Gwenno / A Ritual Sea – The Sound House, Dublin – Saturday 11th May 2019
This was the show we weren’t supposed to see. Originally we were booked to see dEUS on the Saturday but the cancellation (and switch) of that show created a gap in our evening entertainment schedule. Musically it came down to a choice between Gwenno and the Murder Capital both playing as part of the Eastbound Festival. We picked the former on the basis that I thought that Mrs MPT would enjoy Gwenno more. And I think I got that one right!
Arriving at the Sound House, the venue turned out to be a long narrow room above a pub, probably around 200 capacity.

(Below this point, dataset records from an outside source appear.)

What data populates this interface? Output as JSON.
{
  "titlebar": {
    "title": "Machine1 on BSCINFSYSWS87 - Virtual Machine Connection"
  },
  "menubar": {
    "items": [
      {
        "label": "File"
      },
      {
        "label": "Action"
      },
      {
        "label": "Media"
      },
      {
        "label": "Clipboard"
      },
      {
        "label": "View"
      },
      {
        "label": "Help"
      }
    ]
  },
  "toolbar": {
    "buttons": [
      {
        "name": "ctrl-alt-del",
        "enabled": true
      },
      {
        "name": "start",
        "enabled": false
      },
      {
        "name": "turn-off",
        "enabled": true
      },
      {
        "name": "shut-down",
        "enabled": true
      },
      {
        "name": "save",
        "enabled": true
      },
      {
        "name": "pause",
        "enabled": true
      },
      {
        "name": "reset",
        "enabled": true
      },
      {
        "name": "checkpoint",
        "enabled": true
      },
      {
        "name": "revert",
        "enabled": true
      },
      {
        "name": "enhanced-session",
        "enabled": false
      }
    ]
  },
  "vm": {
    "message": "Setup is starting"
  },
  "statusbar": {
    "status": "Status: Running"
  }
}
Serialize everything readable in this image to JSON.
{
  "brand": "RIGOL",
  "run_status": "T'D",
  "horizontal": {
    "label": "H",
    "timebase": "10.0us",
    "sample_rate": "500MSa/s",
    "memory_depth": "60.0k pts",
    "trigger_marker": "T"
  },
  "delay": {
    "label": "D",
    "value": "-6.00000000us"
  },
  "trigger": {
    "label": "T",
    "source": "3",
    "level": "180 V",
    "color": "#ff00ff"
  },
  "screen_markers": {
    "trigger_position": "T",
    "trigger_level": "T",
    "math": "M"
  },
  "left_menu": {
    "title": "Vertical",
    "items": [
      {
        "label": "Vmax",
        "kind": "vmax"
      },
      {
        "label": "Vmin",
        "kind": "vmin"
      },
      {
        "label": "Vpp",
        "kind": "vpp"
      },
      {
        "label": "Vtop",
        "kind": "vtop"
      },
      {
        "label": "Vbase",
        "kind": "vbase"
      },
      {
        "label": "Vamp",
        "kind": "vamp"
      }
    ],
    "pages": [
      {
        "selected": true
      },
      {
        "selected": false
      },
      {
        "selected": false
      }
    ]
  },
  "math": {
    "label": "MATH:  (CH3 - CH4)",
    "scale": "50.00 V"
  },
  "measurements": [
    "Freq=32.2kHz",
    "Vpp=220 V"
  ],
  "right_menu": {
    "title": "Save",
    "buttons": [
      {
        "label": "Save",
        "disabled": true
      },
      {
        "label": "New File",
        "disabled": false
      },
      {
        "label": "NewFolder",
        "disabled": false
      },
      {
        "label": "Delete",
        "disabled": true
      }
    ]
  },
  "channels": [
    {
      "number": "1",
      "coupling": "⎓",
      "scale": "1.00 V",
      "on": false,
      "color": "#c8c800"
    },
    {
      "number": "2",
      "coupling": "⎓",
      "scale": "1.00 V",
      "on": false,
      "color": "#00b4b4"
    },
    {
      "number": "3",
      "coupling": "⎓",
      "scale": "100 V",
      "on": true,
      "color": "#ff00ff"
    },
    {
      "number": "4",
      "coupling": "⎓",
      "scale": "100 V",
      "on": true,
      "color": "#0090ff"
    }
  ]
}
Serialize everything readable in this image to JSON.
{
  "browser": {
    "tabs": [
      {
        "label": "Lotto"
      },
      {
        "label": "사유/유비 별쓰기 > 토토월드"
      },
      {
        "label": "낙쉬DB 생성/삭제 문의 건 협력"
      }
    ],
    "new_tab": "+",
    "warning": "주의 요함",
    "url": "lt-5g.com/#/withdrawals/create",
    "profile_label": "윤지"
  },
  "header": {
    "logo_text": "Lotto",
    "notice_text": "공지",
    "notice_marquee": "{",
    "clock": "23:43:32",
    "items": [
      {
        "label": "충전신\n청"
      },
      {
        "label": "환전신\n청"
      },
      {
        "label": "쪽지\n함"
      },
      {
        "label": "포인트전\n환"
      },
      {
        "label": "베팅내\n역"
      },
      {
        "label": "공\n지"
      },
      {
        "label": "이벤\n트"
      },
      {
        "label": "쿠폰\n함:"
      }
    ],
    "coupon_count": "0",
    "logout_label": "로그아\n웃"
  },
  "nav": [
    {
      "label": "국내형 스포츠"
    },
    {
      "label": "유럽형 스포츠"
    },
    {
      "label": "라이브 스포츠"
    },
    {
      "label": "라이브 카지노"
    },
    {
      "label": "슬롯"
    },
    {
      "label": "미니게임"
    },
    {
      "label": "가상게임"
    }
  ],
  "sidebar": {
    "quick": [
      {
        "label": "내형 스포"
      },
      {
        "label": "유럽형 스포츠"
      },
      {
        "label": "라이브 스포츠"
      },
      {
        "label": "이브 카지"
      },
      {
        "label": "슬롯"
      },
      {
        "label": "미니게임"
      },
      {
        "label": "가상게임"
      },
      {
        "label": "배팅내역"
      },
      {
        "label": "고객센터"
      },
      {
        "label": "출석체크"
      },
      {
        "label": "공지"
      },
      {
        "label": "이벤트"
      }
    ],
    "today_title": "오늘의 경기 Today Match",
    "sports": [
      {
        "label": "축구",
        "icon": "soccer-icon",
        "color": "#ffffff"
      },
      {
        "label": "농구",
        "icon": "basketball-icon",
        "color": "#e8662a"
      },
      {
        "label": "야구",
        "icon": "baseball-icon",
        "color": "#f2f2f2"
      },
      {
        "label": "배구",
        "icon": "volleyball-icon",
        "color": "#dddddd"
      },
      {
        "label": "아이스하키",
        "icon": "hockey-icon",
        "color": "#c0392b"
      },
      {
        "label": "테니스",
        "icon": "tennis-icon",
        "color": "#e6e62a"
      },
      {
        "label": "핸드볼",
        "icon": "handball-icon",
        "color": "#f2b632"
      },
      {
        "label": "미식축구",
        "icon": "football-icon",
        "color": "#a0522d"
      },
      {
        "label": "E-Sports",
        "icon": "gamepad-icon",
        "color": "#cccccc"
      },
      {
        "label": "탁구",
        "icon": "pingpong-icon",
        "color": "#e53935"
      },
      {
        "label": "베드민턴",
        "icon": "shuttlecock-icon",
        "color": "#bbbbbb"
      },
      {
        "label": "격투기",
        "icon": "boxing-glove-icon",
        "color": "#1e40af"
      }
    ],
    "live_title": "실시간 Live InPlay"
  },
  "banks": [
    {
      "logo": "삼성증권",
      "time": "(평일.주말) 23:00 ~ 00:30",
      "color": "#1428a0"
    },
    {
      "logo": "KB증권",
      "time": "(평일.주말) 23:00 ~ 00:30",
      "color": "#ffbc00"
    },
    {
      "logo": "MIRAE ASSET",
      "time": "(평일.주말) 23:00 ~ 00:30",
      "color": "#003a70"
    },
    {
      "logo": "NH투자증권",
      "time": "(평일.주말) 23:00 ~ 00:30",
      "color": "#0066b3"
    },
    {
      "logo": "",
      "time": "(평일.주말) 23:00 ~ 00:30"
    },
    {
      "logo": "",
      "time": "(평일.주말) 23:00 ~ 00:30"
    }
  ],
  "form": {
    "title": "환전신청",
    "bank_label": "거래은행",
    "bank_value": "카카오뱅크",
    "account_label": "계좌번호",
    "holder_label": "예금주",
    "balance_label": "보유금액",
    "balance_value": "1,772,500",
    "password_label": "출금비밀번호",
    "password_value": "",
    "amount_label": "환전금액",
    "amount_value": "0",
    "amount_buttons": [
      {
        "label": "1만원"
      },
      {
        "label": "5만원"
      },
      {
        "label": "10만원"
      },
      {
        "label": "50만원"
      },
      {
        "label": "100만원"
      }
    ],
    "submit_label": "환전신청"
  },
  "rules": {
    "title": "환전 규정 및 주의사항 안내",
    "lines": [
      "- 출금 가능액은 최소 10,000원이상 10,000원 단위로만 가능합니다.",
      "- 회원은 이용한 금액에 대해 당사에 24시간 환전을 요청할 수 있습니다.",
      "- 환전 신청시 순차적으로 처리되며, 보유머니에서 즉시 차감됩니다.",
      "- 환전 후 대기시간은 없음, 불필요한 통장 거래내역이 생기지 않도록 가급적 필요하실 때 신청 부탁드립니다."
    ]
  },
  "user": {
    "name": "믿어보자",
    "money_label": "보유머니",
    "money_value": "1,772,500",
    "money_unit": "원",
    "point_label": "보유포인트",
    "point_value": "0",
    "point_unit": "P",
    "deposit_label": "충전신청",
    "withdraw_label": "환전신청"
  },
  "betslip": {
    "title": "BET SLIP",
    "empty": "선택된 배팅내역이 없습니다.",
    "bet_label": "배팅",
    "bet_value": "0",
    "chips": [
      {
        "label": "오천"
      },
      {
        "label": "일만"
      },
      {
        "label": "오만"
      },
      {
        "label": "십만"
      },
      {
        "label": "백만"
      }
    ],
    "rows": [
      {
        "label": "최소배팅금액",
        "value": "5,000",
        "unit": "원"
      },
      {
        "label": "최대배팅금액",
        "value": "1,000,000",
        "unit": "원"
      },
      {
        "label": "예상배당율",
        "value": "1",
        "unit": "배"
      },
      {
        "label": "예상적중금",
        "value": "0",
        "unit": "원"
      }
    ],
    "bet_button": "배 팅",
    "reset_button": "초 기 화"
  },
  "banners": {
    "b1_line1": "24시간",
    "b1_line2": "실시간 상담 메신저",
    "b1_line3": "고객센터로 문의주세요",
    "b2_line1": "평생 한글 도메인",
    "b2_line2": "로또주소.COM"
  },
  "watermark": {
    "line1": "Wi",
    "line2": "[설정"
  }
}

Pretty much in first we took up position in front of the sound desk to give us something to lean against.
Support A Ritual Sea opened mixing guitars and keyboards. They felt like a restrained Desperate Journal perhaps leaning more in the direction of shoegaze at times. It was an impressive, if short, set.
By the time Gwenno and her band took the stage, we were flagging a little. But it didn’t take the headliner long to wake us up.
With albums in Welsh and Cornish to her name, between the songs the multi-lingual singer cast the cultural importance of minority languages in a political context without sounding preachy and also regretted never learning Irish when she did Irish dancing as a child. Whilst being delighted to be back in Dublin (she was also supporting the Manics the following evening) she also lamented not being in Cardiff for a Welsh independence march the same day.
Gwenno is the sort of frontperson who could make even an ordinary band sound majestic, yet with this set of musicians she’s an absolute star. With a drummer making his live debut with the band, the band were superb. The bass player and Gwenno’s keyboards replicated the sweeping soundscapes of the albums with an extraordinarily versatile guitarist taking the songs to another level. The overall effect was a show that was a lot more direct than the previous occasion that I’d seen her play with a five-piece band in Leith last year.
The set drew on both albums but knocked the recorded versions of the songs into the middle of next week. ‘Tir Ha Mor’ was an early highlight but ‘Koweth Kar’ with its extended psychedelic coda was perhaps the best of the lot. That was until “Eus Kus” (a.k.a the one about cheese) which really was a brilliant finale.
I enjoyed her set at Hidden Door last year, but have to say this one exceeded that performance by some distance. A cracking wee bonus for our trip. We’re very pleased that she’s going to be playing Doune The Rabbit Hole the day we’re going!